Iolanta se déroule devant un encadrement simplissime de 4 portes surmontées de sculptures énigmatiques. Le même dispositif restera en place pour Perséphone, mais éclaboussé en arrière-plan de gigantesques toiles colorées coulissant entre Ciel et Terre. Dans Iolanta, prééminence est logiquement donnée à l'ombre (magnifique moment de pure lévitation à la hauteur du monologue sublime d'Ibn-Hakia, avec cet effet élémentaire d'éclairage de deux projecteurs tenus à bouts de bras). La lumière revenue légitimise l'ordre du couplage des deux œuvres : Perséphone, dont l'on aurait volontiers imaginé la fragile délicatesse en première partie, sera, avec son message pour l'avenir, la conclusion apaisante d'une soirée enthousiasmante. Sellars a retouché son travail, pourtant déjà disponible en DVD et primé d'une Clef de l'année de ResMusica, en offrant notamment une vraie vie au duo Robert/Vaudémont, qu'il fait fait passer de la prudente distance à la troublante étreinte.

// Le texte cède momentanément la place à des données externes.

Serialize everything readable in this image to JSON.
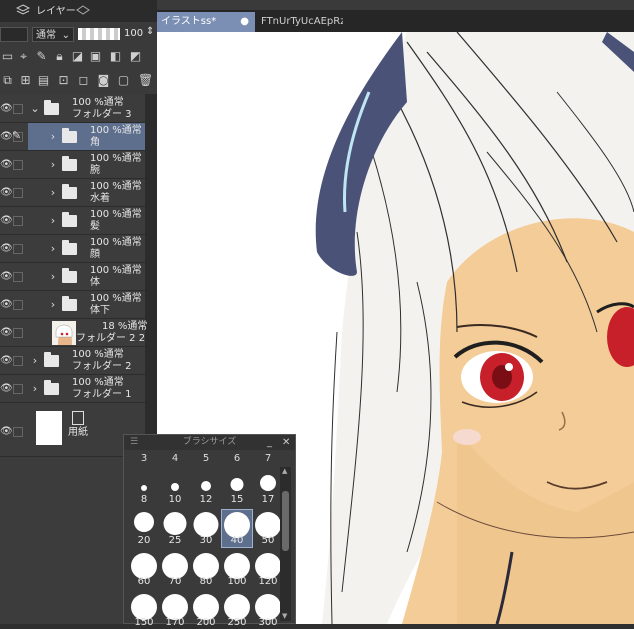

La distribution madrilène se retrouve pour partie à Aix. La Iolanta émouvante d'Ekaterina Scherbachenko, anti-star toute de lumière intérieure. L'Ibn-Hakia envoûtant de Willard White. Le René majestueux de Dmitry Ulyanov. Les nouveaux venus sont intégrés avec bonheur : tant le Robert enflammé de Maxim Aniskin que le Vaudémont grisant d'Arnold Rutkowski ou encore Diana Montague dans les attentions de Martha. Les rôles secondaires sont parfaitement distribués. Dominique Blanc, bien que desservie par une sonorisation brumeuse, est la passeuse compassionnelle idéale du discours Gide/Stravinsky/Sellars. Paul Groves est, en Eumolpe comme toujours, impeccablement chantant. Éléments essentiels pour Perséphone, les trois danseurs de l'Amrita Performing Arts, dénichés à l'autre bout du monde par la curiosité du voyageur Sellars, nous font réaliser combien la marque de fabrique de son travail sur les mains vient probablement de là.
Teodor Currentzis dirige l'Orchestre de l'opéra national de Lyon et, en osmose totale avec le metteur en scène, délivre, comme il en est coutumier, une expérience musicale inoubliable qui culmine sur la stratosphère sonore de l'ajout choral a capella de l'Hymne des chérubins.
Cette Iolanta, qui parvient même à faire graviter l'excellent Chœur de l'Opéra de Lyon hors de la fosse où la programmation 2015 du Festival semblait l'avoir relégué, agit sur l'oreille du spectateur comme la médecine d'Ibn Hakia sur l'œuvre. Iolanta est enfin visible, enfin audible, et apparaît pour ce qu'il est : le chef d'oeuvre qui enthousiasma Mahler et Rachmaninov, le chant du cygne où Tchaïkovski, comme dans Eugène Onéguine, a mis le meilleur de lui-même.